Malcolm Turnbull has avoided both triumphalism and magnanimity in acknowledging his two years as prime minister.
He's now Australia's 19th longest-serving prime minister - past arch rival Tony Abbott but short of Labor contemporaries Julia Gillard and Kevin Rudd.
Constrained by simmering tensions inside the coalition over energy policy and same-sex marriage, a business-like Mr Turnbull rattled off his re-elected government's achievements of the past year on Friday.
The "occasionally satirised" jobs and growth mantra of his 2016 election campaign was now an outcome, he said, with 325,000 new jobs and signs of a sluggish economy - but not wage growth - on the mend.
The government had delivered tax cuts to companies with an annual turnover of up to $50,000 and Australians earning more than $80,000.
Then there was historic education reform: transparent, universal, consistent needs-based federal funding for Australian schools.
"It has never, ever been done before, " Mr Turnbull told Sky News, taking a shot at previous Labor governments for only genuflecting in that direction.
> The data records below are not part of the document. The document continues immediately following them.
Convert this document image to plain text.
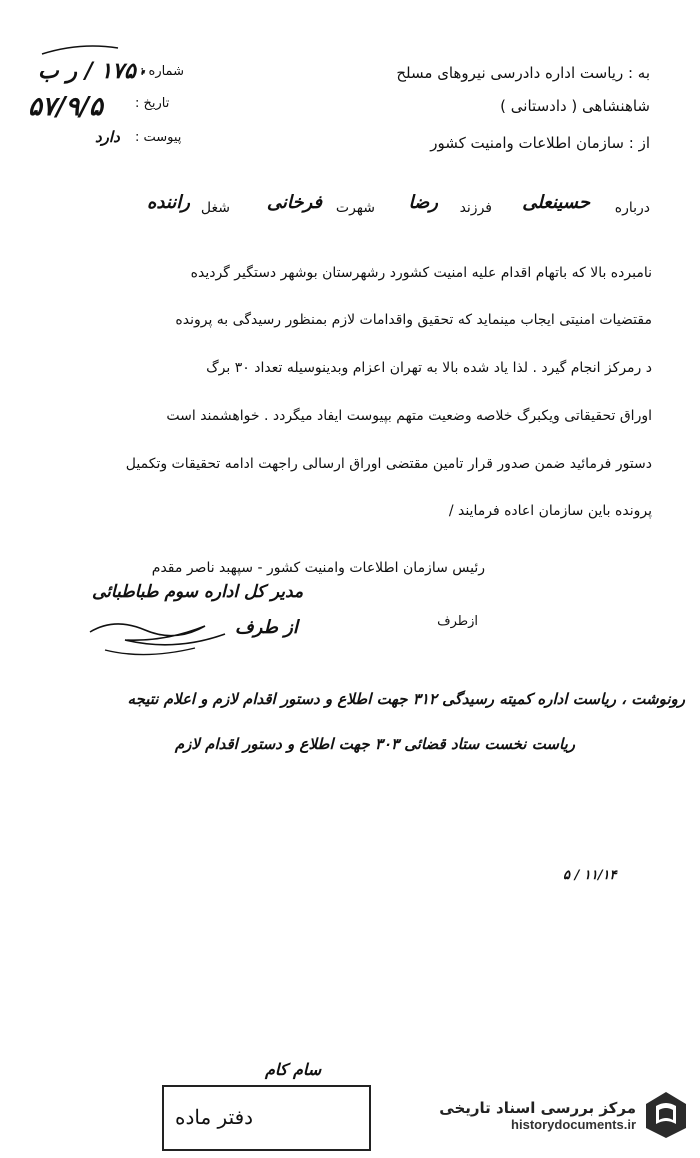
به : ریاست اداره دادرسی نیروهای مسلح
شاهنشاهی ( دادستانی )
از : سازمان اطلاعات وامنیت کشور
شماره :
۱۷۵۰ / ر ب
تاریخ :
۵۷/۹/۵
پیوست :
دارد
درباره
حسینعلی
فرزند
رضا
شهرت
فرخانی
شغل
راننده
نامبرده بالا که باتهام اقدام علیه امنیت کشورد رشهرستان بوشهر دستگیر گردیده
مقتضیات امنیتی ایجاب مینماید که تحقیق واقدامات لازم بمنظور رسیدگی به پرونده
د رمرکز انجام گیرد . لذا یاد شده بالا به تهران اعزام وبدینوسیله تعداد ۳۰ برگ
اوراق تحقیقاتی ویکبرگ خلاصه وضعیت متهم بپیوست ایفاد میگردد . خواهشمند است
دستور فرمائید ضمن صدور قرار تامین مقتضی اوراق ارسالی راجهت ادامه تحقیقات وتکمیل
پرونده باین سازمان اعاده فرمایند /
رئیس سازمان اطلاعات وامنیت کشور - سپهبد ناصر مقدم
مدیر کل اداره سوم طباطبائی
ازطرف
از طرف
رونوشت ، ریاست اداره کمیته رسیدگی ۳۱۲ جهت اطلاع و دستور اقدام لازم و اعلام نتیجه
ریاست نخست ستاد قضائی ۳۰۳ جهت اطلاع و دستور اقدام لازم
۱۱/۱۴ / ۵
سام کام
دفتر ماده	مرکز بررسی اسناد تاریخی
historydocuments.ir
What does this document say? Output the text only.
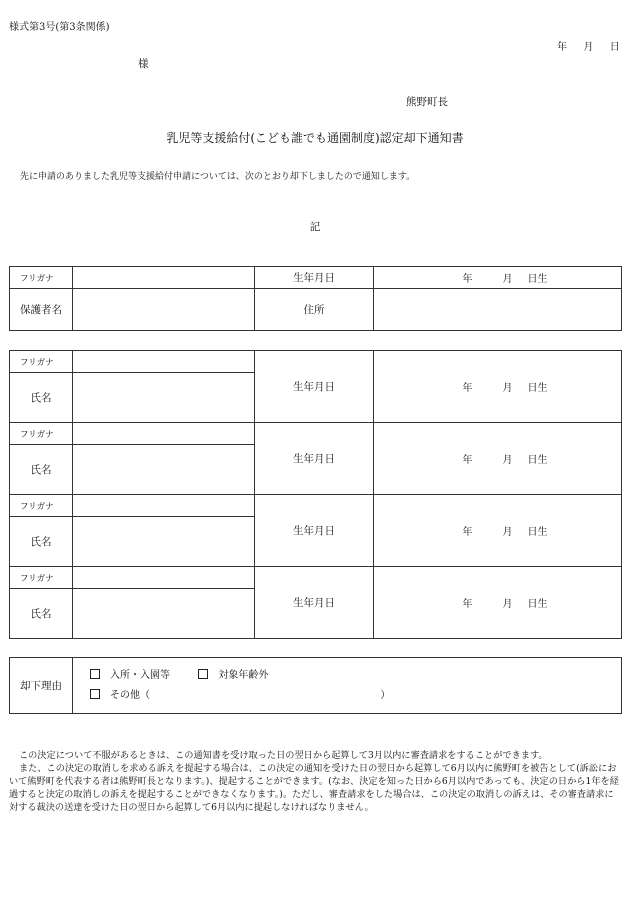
様式第3号(第3条関係)
年 月 日
様
熊野町長
乳児等支援給付(こども誰でも通園制度)認定却下通知書
先に申請のありました乳児等支援給付申請については、次のとおり却下しましたので通知します。
記
フリガナ		生年月日	年 月 日生
保護者名		住所	
フリガナ		生年月日	年 月 日生
氏名			
フリガナ		生年月日	年 月 日生
氏名			
フリガナ		生年月日	年 月 日生
氏名			
フリガナ		生年月日	年 月 日生
氏名			
却下理由	
入所・入園等	対象年齢外
その他（	）

この決定について不服があるときは、この通知書を受け取った日の翌日から起算して3月以内に審査請求をすることができます。

また、この決定の取消しを求める訴えを提起する場合は、この決定の通知を受けた日の翌日から起算して6月以内に熊野町を被告として(訴訟において熊野町を代表する者は熊野町長となります。)、提起することができます。(なお、決定を知った日から6月以内であっても、決定の日から1年を経過すると決定の取消しの訴えを提起することができなくなります。)。ただし、審査請求をした場合は、この決定の取消しの訴えは、その審査請求に対する裁決の送達を受けた日の翌日から起算して6月以内に提起しなければなりません。
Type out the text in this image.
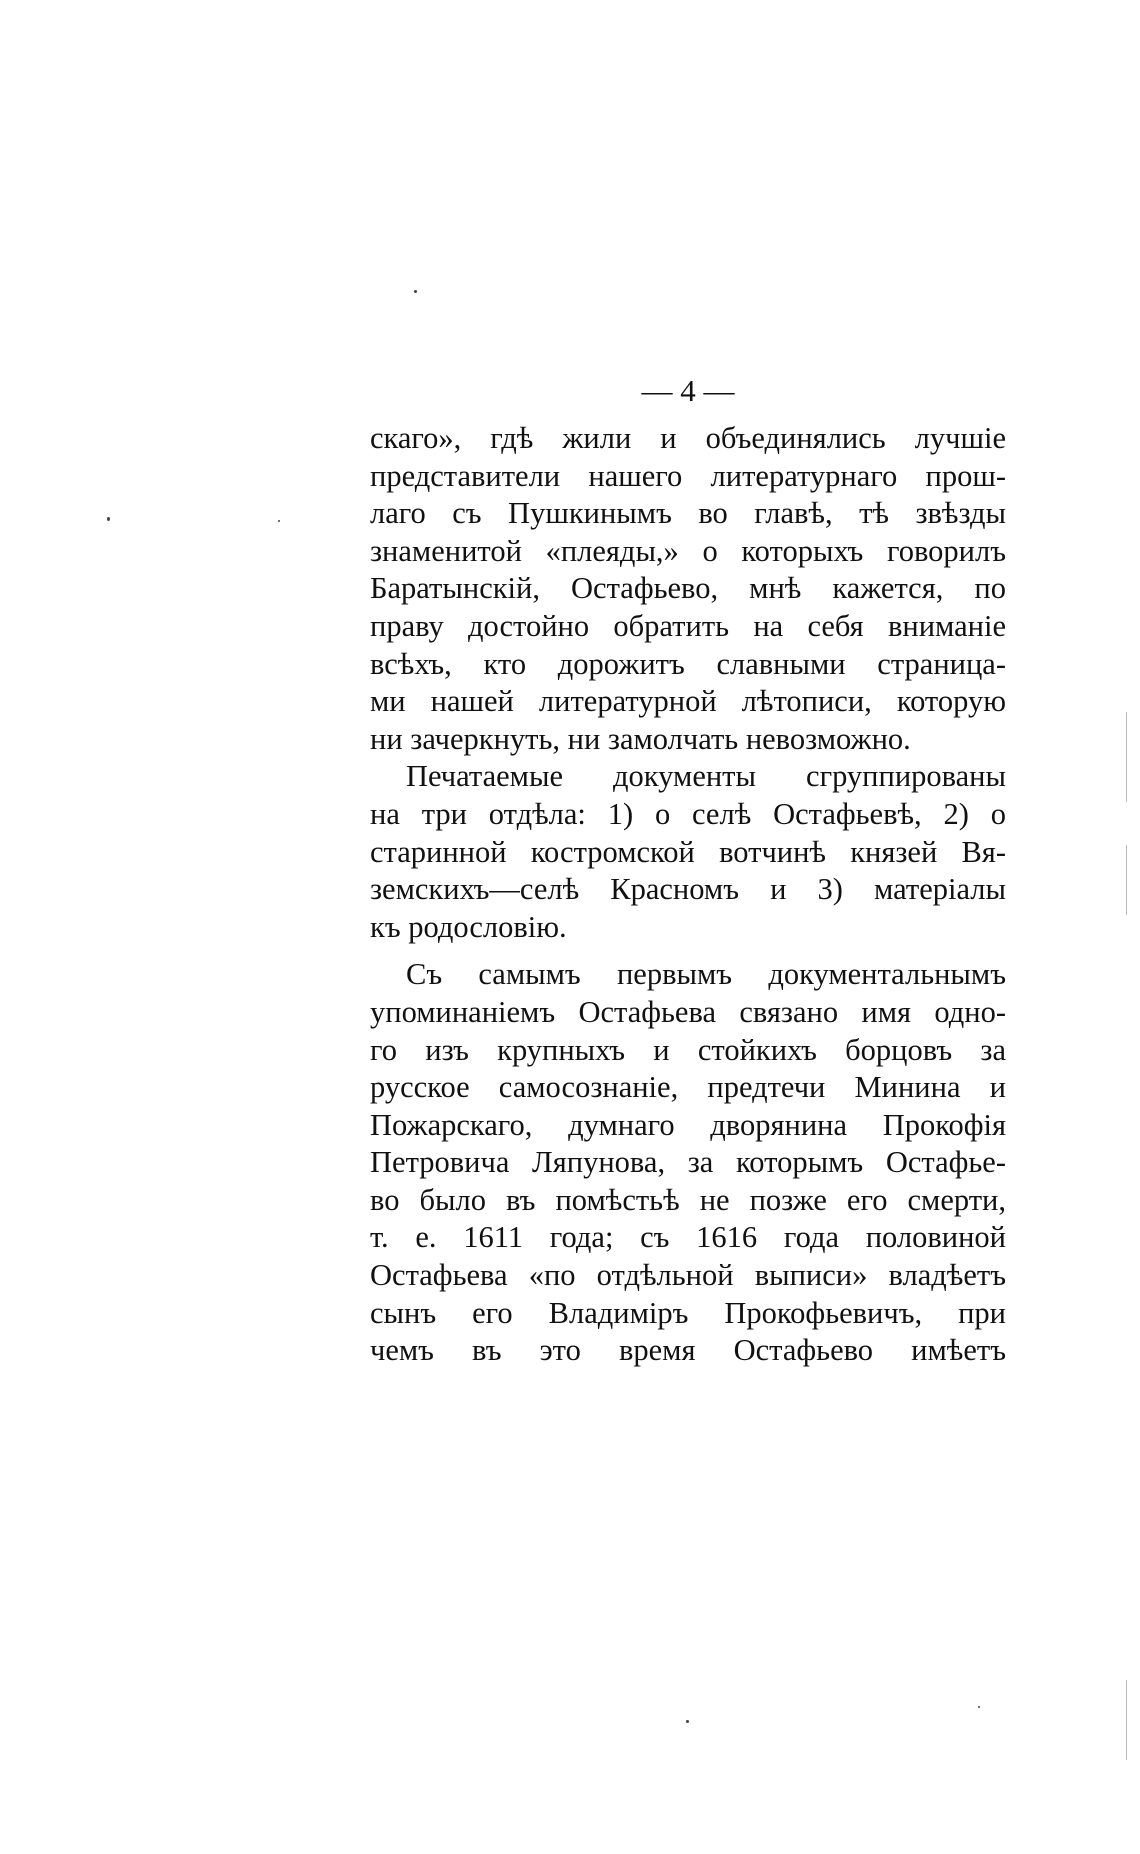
— 4 —
скаго», гдѣ жили и объединялись лучшіе
представители нашего литературнаго прош-
лаго съ Пушкинымъ во главѣ, тѣ звѣзды
знаменитой «плеяды,» о которыхъ говорилъ
Баратынскій, Остафьево, мнѣ кажется, по
праву достойно обратить на себя вниманіе
всѣхъ, кто дорожитъ славными страница-
ми нашей литературной лѣтописи, которую
ни зачеркнуть, ни замолчать невозможно.
Печатаемые документы сгруппированы
на три отдѣла: 1) о селѣ Остафьевѣ, 2) о
старинной костромской вотчинѣ князей Вя-
земскихъ—селѣ Красномъ и 3) матеріалы
къ родословію.
Съ самымъ первымъ документальнымъ
упоминаніемъ Остафьева связано имя одно-
го изъ крупныхъ и стойкихъ борцовъ за
русское самосознаніе, предтечи Минина и
Пожарскаго, думнаго дворянина Прокофія
Петровича Ляпунова, за которымъ Остафье-
во было въ помѣстьѣ не позже его смерти,
т. е. 1611 года; съ 1616 года половиной
Остафьева «по отдѣльной выписи» владѣетъ
сынъ его Владиміръ Прокофьевичъ, при
чемъ въ это время Остафьево имѣетъ
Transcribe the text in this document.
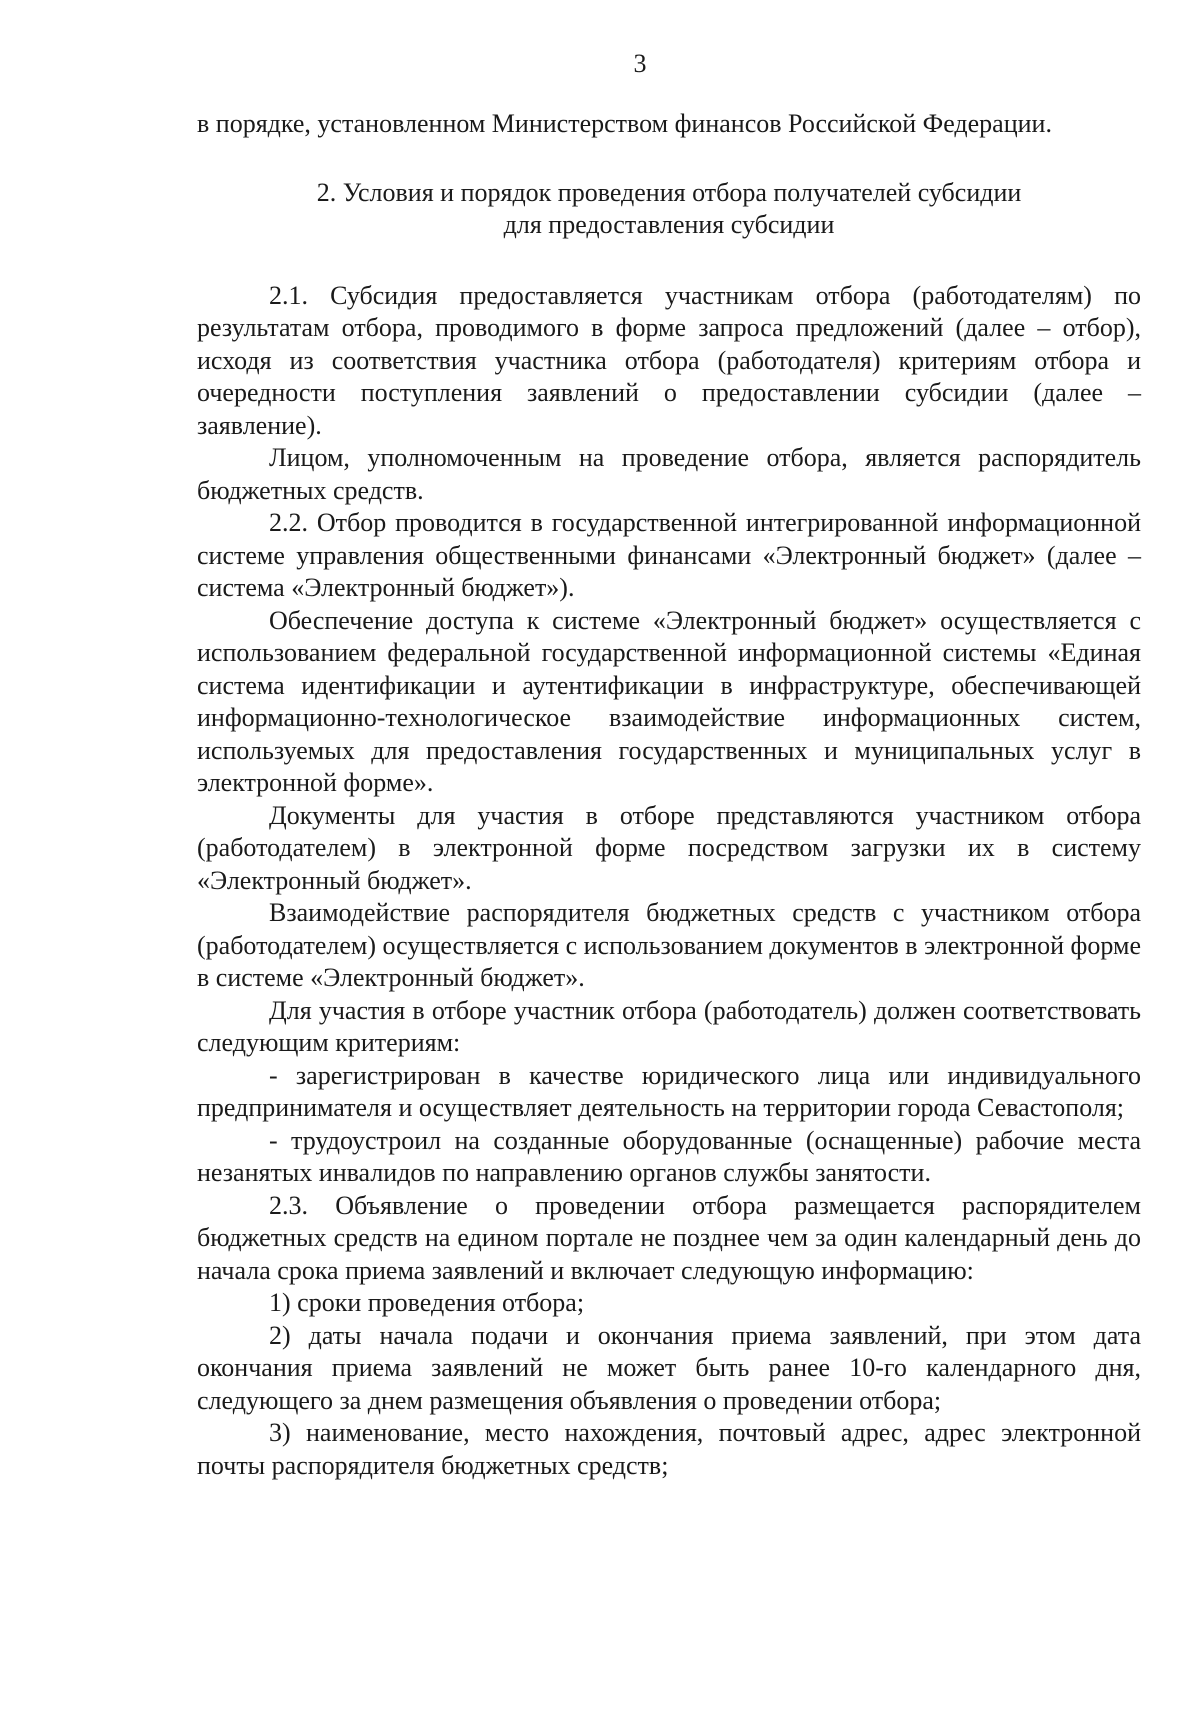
3

в порядке, установленном Министерством финансов Российской Федерации.

2. Условия и порядок проведения отбора получателей субсидии
для предоставления субсидии

2.1. Субсидия предоставляется участникам отбора (работодателям) по результатам отбора, проводимого в форме запроса предложений (далее – отбор), исходя из соответствия участника отбора (работодателя) критериям отбора и очередности поступления заявлений о предоставлении субсидии (далее – заявление).

Лицом, уполномоченным на проведение отбора, является распорядитель бюджетных средств.

2.2. Отбор проводится в государственной интегрированной информационной системе управления общественными финансами «Электронный бюджет» (далее – система «Электронный бюджет»).

Обеспечение доступа к системе «Электронный бюджет» осуществляется с использованием федеральной государственной информационной системы «Единая система идентификации и аутентификации в инфраструктуре, обеспечивающей информационно-технологическое взаимодействие информационных систем, используемых для предоставления государственных и муниципальных услуг в электронной форме».

Документы для участия в отборе представляются участником отбора (работодателем) в электронной форме посредством загрузки их в систему «Электронный бюджет».

Взаимодействие распорядителя бюджетных средств с участником отбора (работодателем) осуществляется с использованием документов в электронной форме в системе «Электронный бюджет».

Для участия в отборе участник отбора (работодатель) должен соответствовать следующим критериям:

- зарегистрирован в качестве юридического лица или индивидуального предпринимателя и осуществляет деятельность на территории города Севастополя;

- трудоустроил на созданные оборудованные (оснащенные) рабочие места незанятых инвалидов по направлению органов службы занятости.

2.3. Объявление о проведении отбора размещается распорядителем бюджетных средств на едином портале не позднее чем за один календарный день до начала срока приема заявлений и включает следующую информацию:

1) сроки проведения отбора;

2) даты начала подачи и окончания приема заявлений, при этом дата окончания приема заявлений не может быть ранее 10-го календарного дня, следующего за днем размещения объявления о проведении отбора;

3) наименование, место нахождения, почтовый адрес, адрес электронной почты распорядителя бюджетных средств;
The new message for voters is a government focused on opportunity, security and fairness.
But two of his predecessors are threatening to inflame internal tensions that have plagued Mr Turnbull's government since he toppled Mr Abbott in 2015.
John Howard - the Liberal Party's second-longest serving prime minister - this week made a none-too-subtle intervention in the same-sex marriage debate, accusing the government of "washing its hands" of any responsibility to protect parental rights, free speech and religious freedoms.
It was an abrogation of responsibility and disingenuous for the government not to address the legitimate concerns of Australians about the legal protections needed to accompany same-sex marriage, he said.
Mr Turnbull couldn't resist a not-so-gentle rejoinder while acknowledging "John's wisdom is always welcome".
But the former prime minister, despite his concerns, hadn't bothered to make a submission to a Senate inquiry which considered what religious protections should be included in a bill legalising same-sex marriage.
Then there's Tony Abbott, who this week was re-writing what Australia actually agreed to when it signed up to the Paris climate agreement in 2015.
As prime minister, Mr Abbott made a "definite commitment" to a 26 per cent reduction in carbon emissions by 2030, and aim for 28 per cent.
This week that target was "aspirational".
"It was what we would do if we could," he said, noting the agreement wasn't binding.
Not in fact the case, Mr Turnbull said.
"It was a real commitment and as Tony said at the time, Australia is one of those nations that when it makes commitments it keeps them," he said.
On an issue that refuses to go away - the holding of asylum seekers and refugees on Manus Island and Nauru - Mr Turnbull described himself as a compassionate man.
That compassion, however, was limited to resettling them in a third country and not allowing people smugglers to put people's lives at risk and having families die at sea.
"We have to be absolutely resolute," said a like-minded prime minister.